TitleCoastal and marine geospatial technologies
Publication TypeJournal Article
Year of Publication2008
AuthorsGreen, DR
JournalJ. Coastal Conser.J. Coastal Conser.J. Coast. Conserv.
KeywordsGIS and oceanography, coastal GIS, marine GIS, special issue

As part of the evolutionary development of the Journal of
Coastal Conservation: Planning and Management
(JCCPM), Special Issues (SI) can provide a very useful
way to focus on very specific coastal and marine themes,
topics, and issues of interest to a wide range of potential
readers. In the first of these Special Issues, the focus lies
with the role of spatial data analysis and geospatial tools in
various aspects of coastal and marine management.
This particular volume of the Journal of Coastal Conservation:
Planning and Management (JCCPM) explores some
of the many different ways in which the geospatial
technologies e.g. remote sensing, Geographical Information
Systems (GIS), and Photogrammetry are used to monitor,
map, model, and ultimately to help manage the coastal and
marine environment.
These technologies have been increasingly successfully
used for environmental applications to the coastal zone.

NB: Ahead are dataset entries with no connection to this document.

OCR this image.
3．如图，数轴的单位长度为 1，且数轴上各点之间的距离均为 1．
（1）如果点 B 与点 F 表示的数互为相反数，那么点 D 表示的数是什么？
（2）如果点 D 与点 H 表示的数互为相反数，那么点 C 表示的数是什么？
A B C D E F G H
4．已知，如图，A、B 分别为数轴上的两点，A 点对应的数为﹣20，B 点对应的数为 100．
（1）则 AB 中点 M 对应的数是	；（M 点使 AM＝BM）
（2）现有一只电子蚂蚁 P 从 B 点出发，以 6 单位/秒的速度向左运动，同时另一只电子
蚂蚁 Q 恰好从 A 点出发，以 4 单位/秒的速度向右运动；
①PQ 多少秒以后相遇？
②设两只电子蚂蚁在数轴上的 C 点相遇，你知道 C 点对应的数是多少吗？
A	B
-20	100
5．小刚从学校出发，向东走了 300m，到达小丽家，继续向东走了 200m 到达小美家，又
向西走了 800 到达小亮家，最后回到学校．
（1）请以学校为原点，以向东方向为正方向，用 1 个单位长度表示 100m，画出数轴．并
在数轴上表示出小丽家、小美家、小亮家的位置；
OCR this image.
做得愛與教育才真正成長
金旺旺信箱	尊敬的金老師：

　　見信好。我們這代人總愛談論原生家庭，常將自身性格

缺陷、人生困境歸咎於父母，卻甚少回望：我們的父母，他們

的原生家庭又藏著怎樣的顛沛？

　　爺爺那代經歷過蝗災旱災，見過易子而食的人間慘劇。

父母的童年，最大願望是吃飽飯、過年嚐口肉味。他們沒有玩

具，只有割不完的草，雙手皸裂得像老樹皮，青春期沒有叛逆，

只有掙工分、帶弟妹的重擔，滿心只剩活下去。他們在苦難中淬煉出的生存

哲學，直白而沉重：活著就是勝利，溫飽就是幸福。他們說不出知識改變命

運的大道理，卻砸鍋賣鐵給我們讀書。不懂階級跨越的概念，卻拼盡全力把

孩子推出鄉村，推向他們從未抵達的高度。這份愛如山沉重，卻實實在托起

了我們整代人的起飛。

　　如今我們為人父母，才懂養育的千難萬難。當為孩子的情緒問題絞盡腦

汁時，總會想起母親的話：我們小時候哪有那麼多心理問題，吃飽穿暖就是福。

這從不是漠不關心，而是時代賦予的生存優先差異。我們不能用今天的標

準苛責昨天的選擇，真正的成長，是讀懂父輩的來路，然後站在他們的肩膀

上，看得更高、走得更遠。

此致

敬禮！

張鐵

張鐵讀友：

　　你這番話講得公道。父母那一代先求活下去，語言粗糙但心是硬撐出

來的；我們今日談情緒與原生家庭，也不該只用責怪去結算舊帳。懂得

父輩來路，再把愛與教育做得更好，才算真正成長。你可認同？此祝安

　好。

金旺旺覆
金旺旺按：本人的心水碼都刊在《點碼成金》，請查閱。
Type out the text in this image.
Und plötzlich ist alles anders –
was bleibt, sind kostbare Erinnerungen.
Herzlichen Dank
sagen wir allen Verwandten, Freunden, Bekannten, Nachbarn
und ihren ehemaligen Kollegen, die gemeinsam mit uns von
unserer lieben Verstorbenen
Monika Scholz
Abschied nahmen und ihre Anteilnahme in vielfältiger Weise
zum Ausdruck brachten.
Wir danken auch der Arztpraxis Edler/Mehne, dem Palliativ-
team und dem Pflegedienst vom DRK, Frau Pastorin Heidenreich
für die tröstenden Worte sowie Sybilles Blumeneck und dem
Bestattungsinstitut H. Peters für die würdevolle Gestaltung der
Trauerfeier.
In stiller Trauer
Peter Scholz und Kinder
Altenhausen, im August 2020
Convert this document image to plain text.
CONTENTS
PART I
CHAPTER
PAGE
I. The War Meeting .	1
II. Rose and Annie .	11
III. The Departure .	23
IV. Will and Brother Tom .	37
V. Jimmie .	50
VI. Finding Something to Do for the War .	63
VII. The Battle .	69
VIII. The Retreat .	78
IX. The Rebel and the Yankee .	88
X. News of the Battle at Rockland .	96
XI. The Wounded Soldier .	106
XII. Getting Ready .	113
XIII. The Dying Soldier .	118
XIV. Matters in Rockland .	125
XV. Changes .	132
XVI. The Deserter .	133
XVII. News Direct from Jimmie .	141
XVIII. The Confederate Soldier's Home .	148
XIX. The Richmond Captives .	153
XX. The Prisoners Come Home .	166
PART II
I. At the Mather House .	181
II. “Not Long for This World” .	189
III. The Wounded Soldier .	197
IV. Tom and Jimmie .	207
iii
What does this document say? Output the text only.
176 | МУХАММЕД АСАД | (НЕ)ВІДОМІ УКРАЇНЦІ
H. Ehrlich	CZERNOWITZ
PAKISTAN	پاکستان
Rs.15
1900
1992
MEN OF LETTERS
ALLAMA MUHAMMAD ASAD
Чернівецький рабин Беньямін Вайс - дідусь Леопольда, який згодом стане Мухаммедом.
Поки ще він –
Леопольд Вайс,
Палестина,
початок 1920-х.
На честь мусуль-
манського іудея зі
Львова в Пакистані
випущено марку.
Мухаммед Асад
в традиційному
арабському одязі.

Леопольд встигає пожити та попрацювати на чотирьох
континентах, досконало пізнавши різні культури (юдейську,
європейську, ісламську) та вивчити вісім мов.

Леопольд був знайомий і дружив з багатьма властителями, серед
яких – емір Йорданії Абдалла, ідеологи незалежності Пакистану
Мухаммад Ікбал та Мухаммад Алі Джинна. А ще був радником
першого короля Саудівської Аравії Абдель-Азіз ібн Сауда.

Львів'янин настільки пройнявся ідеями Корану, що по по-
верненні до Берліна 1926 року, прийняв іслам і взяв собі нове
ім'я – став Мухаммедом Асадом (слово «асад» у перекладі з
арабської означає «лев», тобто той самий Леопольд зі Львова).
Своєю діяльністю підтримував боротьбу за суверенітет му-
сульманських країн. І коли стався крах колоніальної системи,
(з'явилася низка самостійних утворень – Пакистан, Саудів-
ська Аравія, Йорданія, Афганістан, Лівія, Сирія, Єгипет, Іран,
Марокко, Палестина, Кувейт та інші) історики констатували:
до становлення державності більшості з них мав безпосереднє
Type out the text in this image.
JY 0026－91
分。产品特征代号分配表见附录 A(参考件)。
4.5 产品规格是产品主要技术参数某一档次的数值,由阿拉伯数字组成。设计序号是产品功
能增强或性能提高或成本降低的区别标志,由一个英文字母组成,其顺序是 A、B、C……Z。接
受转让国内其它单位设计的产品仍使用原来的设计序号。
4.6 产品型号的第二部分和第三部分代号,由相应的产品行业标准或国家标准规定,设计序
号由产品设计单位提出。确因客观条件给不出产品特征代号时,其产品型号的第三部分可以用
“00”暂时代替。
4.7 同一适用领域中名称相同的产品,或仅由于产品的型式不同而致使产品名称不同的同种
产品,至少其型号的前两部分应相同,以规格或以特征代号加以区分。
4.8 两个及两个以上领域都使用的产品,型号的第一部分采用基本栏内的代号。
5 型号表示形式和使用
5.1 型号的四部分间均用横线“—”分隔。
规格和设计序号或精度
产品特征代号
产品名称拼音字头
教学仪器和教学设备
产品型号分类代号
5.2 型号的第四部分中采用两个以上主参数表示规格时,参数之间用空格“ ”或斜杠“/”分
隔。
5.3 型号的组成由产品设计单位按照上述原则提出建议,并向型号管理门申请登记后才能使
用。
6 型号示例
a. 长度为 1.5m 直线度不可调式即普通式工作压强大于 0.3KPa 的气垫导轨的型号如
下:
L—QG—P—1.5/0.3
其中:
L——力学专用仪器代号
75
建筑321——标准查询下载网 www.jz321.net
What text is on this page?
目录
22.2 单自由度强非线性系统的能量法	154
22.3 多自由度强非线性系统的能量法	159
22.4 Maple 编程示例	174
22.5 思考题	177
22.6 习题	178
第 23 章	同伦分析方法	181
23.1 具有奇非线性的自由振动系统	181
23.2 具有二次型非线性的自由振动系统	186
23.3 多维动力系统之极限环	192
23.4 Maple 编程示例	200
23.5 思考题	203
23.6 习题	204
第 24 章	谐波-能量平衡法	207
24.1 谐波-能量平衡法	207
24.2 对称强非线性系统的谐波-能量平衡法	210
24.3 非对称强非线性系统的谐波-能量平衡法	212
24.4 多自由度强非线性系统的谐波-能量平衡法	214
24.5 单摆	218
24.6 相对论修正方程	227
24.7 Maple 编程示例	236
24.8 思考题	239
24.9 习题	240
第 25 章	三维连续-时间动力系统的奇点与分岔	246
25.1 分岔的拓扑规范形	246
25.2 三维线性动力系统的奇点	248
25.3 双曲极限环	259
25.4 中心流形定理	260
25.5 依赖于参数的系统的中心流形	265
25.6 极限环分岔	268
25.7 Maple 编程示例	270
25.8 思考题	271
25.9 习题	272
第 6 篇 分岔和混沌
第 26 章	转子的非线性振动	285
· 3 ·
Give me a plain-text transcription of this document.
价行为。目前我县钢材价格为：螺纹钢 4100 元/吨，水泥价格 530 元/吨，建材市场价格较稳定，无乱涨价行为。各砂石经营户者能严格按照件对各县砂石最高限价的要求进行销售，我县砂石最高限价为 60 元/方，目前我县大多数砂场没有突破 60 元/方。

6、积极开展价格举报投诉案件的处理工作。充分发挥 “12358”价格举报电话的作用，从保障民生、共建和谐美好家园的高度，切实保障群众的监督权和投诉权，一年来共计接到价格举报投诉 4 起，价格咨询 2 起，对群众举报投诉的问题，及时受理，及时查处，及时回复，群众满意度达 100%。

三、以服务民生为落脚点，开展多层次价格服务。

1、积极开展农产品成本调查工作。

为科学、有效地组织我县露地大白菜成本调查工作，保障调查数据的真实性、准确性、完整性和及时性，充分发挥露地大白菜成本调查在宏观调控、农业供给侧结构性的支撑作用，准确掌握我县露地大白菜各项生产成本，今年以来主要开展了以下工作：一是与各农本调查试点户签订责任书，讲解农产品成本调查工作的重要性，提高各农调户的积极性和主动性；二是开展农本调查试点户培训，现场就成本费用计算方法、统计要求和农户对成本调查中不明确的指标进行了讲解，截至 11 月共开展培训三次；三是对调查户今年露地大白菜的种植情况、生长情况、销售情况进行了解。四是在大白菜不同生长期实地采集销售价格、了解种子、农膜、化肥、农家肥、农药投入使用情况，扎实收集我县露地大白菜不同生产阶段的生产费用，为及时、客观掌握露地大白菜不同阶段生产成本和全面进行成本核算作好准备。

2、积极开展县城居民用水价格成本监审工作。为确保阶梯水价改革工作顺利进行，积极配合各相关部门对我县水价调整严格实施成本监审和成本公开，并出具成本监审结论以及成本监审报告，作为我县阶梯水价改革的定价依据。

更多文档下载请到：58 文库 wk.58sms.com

Spatial data and information is essential to almost all
aspects of coastal management helping us to characterise
the physical and human environment, record where scientific
observations have been made, define areas of measurement,
as the basis to describe patterns and distributions,
to record and track movements, and to provide a base or
reference map for the compilation of other spatial datasets
for use in spatial analyses. Developments in microprocessor
technology have provided the basis for a wide range of new
sensors, faster processors, improved display capabilities,
storage media, and portable devices, all of which allow us
to collect, input, store, process, and visualise spatial data
about the coast and marine areas.
Many such applications are now well documented; for
example, in a number of recent books e.g. Wright and
Bartlett (2000), Green and King (2003), Bartlett and Smith
(2004), and in the proceedings of coastal and marine
conferences including the Littoral and CoastGIS series, as
well as Coastal GeoTools in the USA.
The four papers in this volume have been drawn from
the CoastGIS 2005 symposium and exhibition held in
Aberdeen, Scotland, UK, and represent a small crosssection
of the many different topics that lend themselves to
the application of these spatial data collection, analysis, and
visualisation tools. This issue also provides a contextual
setting for comparison to recent developments in such
technologies that will be reported in another series of
papers forming the basis for a future special issue of this
The paper by Dornbusch et al. examines the way in
which softcopy photogrammetry can be used to quantitatively
assess both spatial and temporal changes in coastlines.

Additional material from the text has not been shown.